著者
堀田 広満 及川 哲郎 伊藤 剛 花輪 壽彦
出版者
一般社団法人 日本東洋医学会
雑誌
日本東洋医学雑誌 (ISSN:02874857)
巻号頁・発行日
vol.62, no.6, pp.722-726, 2011 (Released:2012-03-21)
参考文献数
35
被引用文献数
1

掌蹠膿疱症に関節症状を合併する例は少なくないが,標準的治療は確立されていない。今回,柴胡桂枝湯の投与で皮疹および関節症状が改善した掌蹠膿疱症の症例を提示する。症例は44歳,男性。足底の膿疱,胸鎖関節,股関節,腰部の疼痛を認めた。ジクロフェナクナトリウム挿肛後も疼痛は緩和せず当研究所を受診した。掌蹠膿疱症の関節痛合併例と診断し「治小柴胡湯,桂枝湯,二方証相合者」を目標に柴胡桂枝湯を処方したところ,1ヵ月後,関節痛,皮疹が軽快した。
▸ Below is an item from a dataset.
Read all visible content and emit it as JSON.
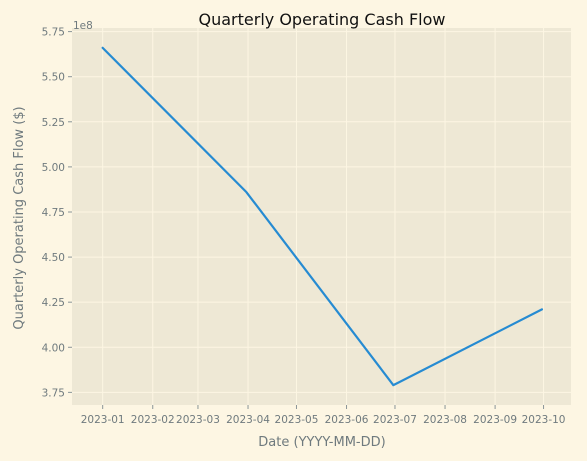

以後,上気道症状と共に再び足底に膿疱を認め,桔梗湯の『傷寒論』条文「咽痛者」から桔梗を加味したところ,関節痛,皮疹がほぼ消失した。掌蹠膿疱症の関節痛合併例に柴胡桂枝湯を用いたとする文献はない。関節痛を合併する掌蹠膿疱症は稀ではなく,柴胡桂枝湯は有用な処方のひとつであると考える。